Après la Seconde Guerre Mondiale, Boeing sort les plans de ses bombardiers B-50 et B-29 et décide de lancer un avion civil sûr et confortable. Des recettes qui ont fait leurs preuves sont reprises et le Boeing 377 voit le jour en été 1947. Un peu plus grand qu’un Airbus A320, cet appareil était capable de transporter une centaine de passagers dans des conditions de confort largement supérieures à ce qu’on rencontre aujourd’hui. Les passagers disposaient de bars, de salons et de couchettes pour se reposer durant les longs vols à un peu moins de 500 km/h. Jusqu’à la sortie du Boeing 707, il restera comme un avion de référence pour les longues distances.

Boeing 377 Stratocruiser
Les passagers avaient accès à deux ponts par un escalier en colimaçon qu’on retrouve sur le Boeing 747 qui sort en 1969.
 

 

Le Boeing 377 avait 4 moteurs à pistons Pratt & Whitney R-4360. Chacun avait 28 cylindres distribués sur 4 étoiles décalées pour permettre un bon refroidissement. Avec 71.4 litres de cylindrée, chaque moteur était capable d’envoyer 4300 chevaux vapeur dans son arbre hélice. Un turbo entrainé à 6.374 fois la vitesse du moteur boostait la puissance. En même temps, un réducteur entrainait l’hélice à environ un tiers de la vitesse du moteur.

 


Moteur en étoile à 28 cylindres
Moteur P&W R-4360 Wasp Major. Ses 71.4 litres de cylindrée font 4360 pouces cubes (cubic inches), d’où le nom.
 

 

Dès le début de l’exploitation, les moteurs se montrent très capricieux. Quand un avion passe la nuit au parking, l’huile du carter central descend vers les pistons inférieurs. Si les segments ne sont pas parfaits, elle coule même dans les énormes chambres de combustion. Au démarrage, les passagers restaient dubitatifs devant l’impressionnante fumée noire éjectée par les moteurs de leur avion.

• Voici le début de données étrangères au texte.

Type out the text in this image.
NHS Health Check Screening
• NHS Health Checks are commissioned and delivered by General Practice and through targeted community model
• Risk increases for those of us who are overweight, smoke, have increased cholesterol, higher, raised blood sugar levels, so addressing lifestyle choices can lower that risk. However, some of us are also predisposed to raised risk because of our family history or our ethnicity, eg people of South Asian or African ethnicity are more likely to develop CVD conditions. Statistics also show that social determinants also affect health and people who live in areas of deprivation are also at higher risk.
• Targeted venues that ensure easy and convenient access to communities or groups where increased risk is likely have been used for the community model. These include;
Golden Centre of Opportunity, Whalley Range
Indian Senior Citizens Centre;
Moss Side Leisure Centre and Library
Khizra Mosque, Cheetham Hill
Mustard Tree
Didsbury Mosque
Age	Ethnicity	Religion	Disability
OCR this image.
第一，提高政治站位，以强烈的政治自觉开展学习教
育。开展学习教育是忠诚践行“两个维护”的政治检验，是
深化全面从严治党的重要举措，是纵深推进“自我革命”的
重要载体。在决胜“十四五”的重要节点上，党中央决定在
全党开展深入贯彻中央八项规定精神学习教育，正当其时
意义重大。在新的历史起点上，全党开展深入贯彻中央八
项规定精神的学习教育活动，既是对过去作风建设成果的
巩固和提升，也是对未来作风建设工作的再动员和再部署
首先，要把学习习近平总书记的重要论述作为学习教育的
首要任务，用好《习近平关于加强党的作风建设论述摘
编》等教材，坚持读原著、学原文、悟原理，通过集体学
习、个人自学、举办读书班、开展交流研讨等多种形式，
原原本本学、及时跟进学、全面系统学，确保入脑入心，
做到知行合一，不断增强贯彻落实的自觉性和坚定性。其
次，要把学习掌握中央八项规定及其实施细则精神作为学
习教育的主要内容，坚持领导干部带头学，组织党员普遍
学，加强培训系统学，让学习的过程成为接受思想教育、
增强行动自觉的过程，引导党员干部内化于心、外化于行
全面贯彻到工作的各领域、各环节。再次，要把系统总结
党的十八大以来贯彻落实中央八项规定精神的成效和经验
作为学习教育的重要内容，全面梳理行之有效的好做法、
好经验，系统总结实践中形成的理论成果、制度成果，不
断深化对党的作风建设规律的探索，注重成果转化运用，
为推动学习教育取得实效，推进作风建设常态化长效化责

Le 8 août 1957, un Boeing 377 décolle de Los Angeles pour Honolulu. Cette traversée vers le sud ouest dure plus de 10 heures pour 3700 km à parcourir au dessus de l’eau. Le vol est organisé sur l’US Navy qui donne le nom C-97 à ce même avion. En plus des 10 membres d’équipage, 57 passagers sont embarqués. Il s’agit de familles de militaires ainsi qu’une dizaine d’enfants en bas âge.

Une fois qu’il arrive à 16’000 pieds, l’appareil est stabilisé en croisière sous pilote automatique et le navigateur est le membre d’équipage qui travaille le plus. Le mécanicien de bord veille aux moteurs et aux paramètres de la cabine alors que le copilote surveille constamment ses instruments de vol.

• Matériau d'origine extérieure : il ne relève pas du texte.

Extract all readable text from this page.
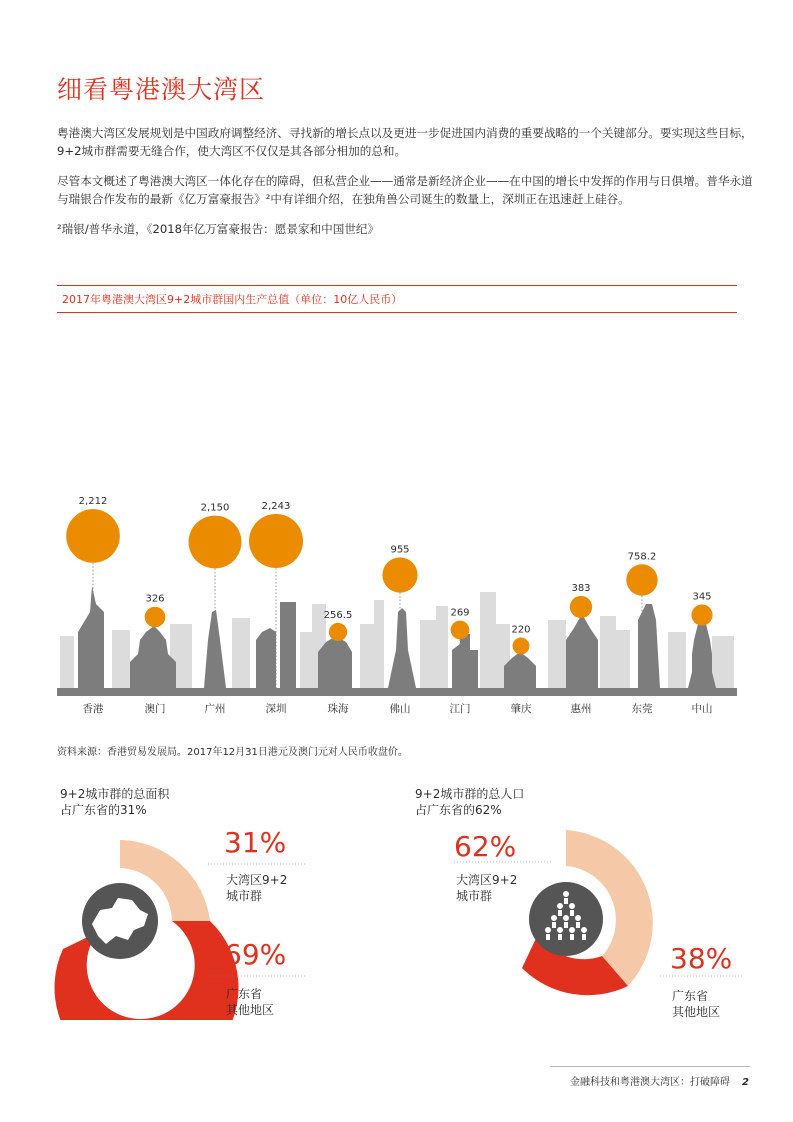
细看粤港澳大湾区
粤港澳大湾区发展规划是中国政府调整经济、寻找新的增长点以及更进一步促进国内消费的重要战略的一个关键部分。要实现这些目标，9+2城市群需要无缝合作，使大湾区不仅仅是其各部分相加的总和。
尽管本文概述了粤港澳大湾区一体化存在的障碍，但私营企业——通常是新经济企业——在中国的增长中发挥的作用与日俱增。普华永道与瑞银合作发布的最新《亿万富豪报告》²中有详细介绍，在独角兽公司诞生的数量上，深圳正在迅速赶上硅谷。
²瑞银/普华永道，《2018年亿万富豪报告：愿景家和中国世纪》
2017年粤港澳大湾区9+2城市群国内生产总值（单位：10亿人民币）
2,212
香港
326
澳门
2,150
广州
2,243
深圳
256.5
珠海
955
佛山
269
江门
220
肇庆
383
惠州
758.2
东莞
345
中山
资料来源：香港贸易发展局。2017年12月31日港元及澳门元对人民币收盘价。
9+2城市群的总面积
占广东省的31%
31%
大湾区9+2
城市群
69%
广东省
其他地区
9+2城市群的总人口
占广东省的62%
62%
大湾区9+2
城市群
38%
广东省
其他地区
金融科技和粤港澳大湾区：打破障碍 2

L’appareil venait à peine de passe le point équi-temps quand tous les occupants furent alertés par un hurlement formidable provenant de la gauche. Sur son tableau, le mécanicien voit l’aiguille de l’indicateur de tours du moteur 1 s’emballer. A 3’800 tours par minute, les extrémités des pales de l’hélice dépassent la vitesse du son ! A chaque instant, l’hélice peut se rompre et venir déchirer la carlingue de l’avion.

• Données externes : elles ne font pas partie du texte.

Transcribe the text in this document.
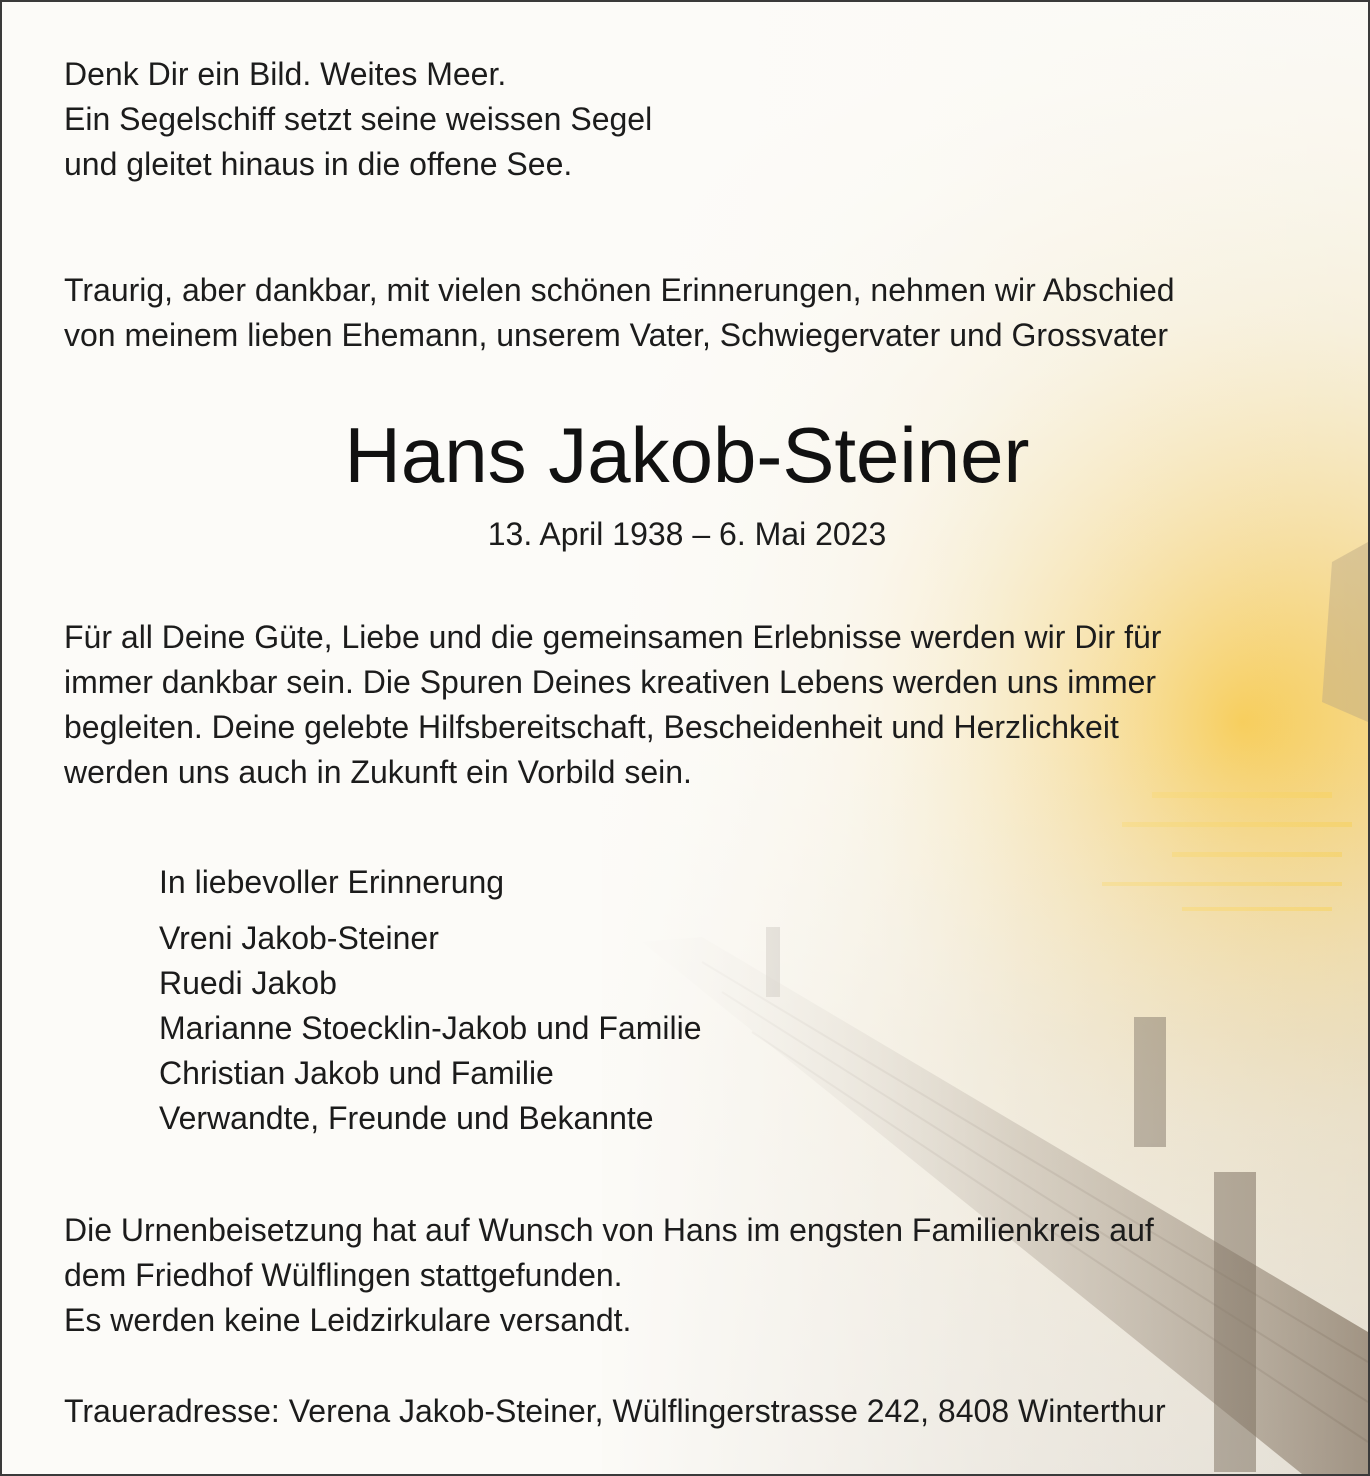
Denk Dir ein Bild. Weites Meer.
Ein Segelschiff setzt seine weissen Segel
und gleitet hinaus in die offene See.

Traurig, aber dankbar, mit vielen schönen Erinnerungen, nehmen wir Abschied
von meinem lieben Ehemann, unserem Vater, Schwiegervater und Grossvater

Hans Jakob-Steiner
13. April 1938 – 6. Mai 2023

Für all Deine Güte, Liebe und die gemeinsamen Erlebnisse werden wir Dir für
immer dankbar sein. Die Spuren Deines kreativen Lebens werden uns immer
begleiten. Deine gelebte Hilfsbereitschaft, Bescheidenheit und Herzlichkeit
werden uns auch in Zukunft ein Vorbild sein.

In liebevoller Erinnerung
Vreni Jakob-Steiner
Ruedi Jakob
Marianne Stoecklin-Jakob und Familie
Christian Jakob und Familie
Verwandte, Freunde und Bekannte

Die Urnenbeisetzung hat auf Wunsch von Hans im engsten Familienkreis auf
dem Friedhof Wülflingen stattgefunden.
Es werden keine Leidzirkulare versandt.

Traueradresse: Verena Jakob-Steiner, Wülflingerstrasse 242, 8408 Winterthur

Sur les avions à hélice actuels, une butée mécanique vient empêcher l’hélice de revenir vers un petit pas quand l’avion est en croisière. En effet, en cas de panne moteur, le premier mouvement de d’une hélice est de revenir vers le petit pas d’abord. Par la suite, un autre mécanisme l’envoi en drapeau. Ce mouvement de recul vers le petit pas n’est pas souhaitable. L’hélice passe en survitesse et crée un très fort moment de lacet. De plus, il faut lui faire faire un mouvement plus important pour la mettre en drapeau.

Boeing 377 Stratocruiser
Boeing 377 Stratocruiser. Avion de transport civil dérivé des
bombardiers B-50 et B-29 de la Seconde Guerre Mondiale.
Remarquez la taille des hélices et leur proximité.

Immédiatement, le commandant de bord réduit les manettes de gaz et de mélange du moteur numéro 1 puis appuie sur le bouton qui permet de mettre l’hélice en drapeau. En même temps, il tire sur le manche pour réduire la vitesse et demande au copilote de sortir les volets à la position 55%. Réduire la vitesse de l’avion est la seule manière disponible pour calmer l’hélice d’autant plus que celle-ci ne semble pas vouloir aller en drapeau. L’avion est si déséquilibré par la trainée générée, que les pilotes réduisent les gaz sur tous les moteurs. Pendant quelques temps, ils planent vers la mer tout en cherchant à résoudre le problème.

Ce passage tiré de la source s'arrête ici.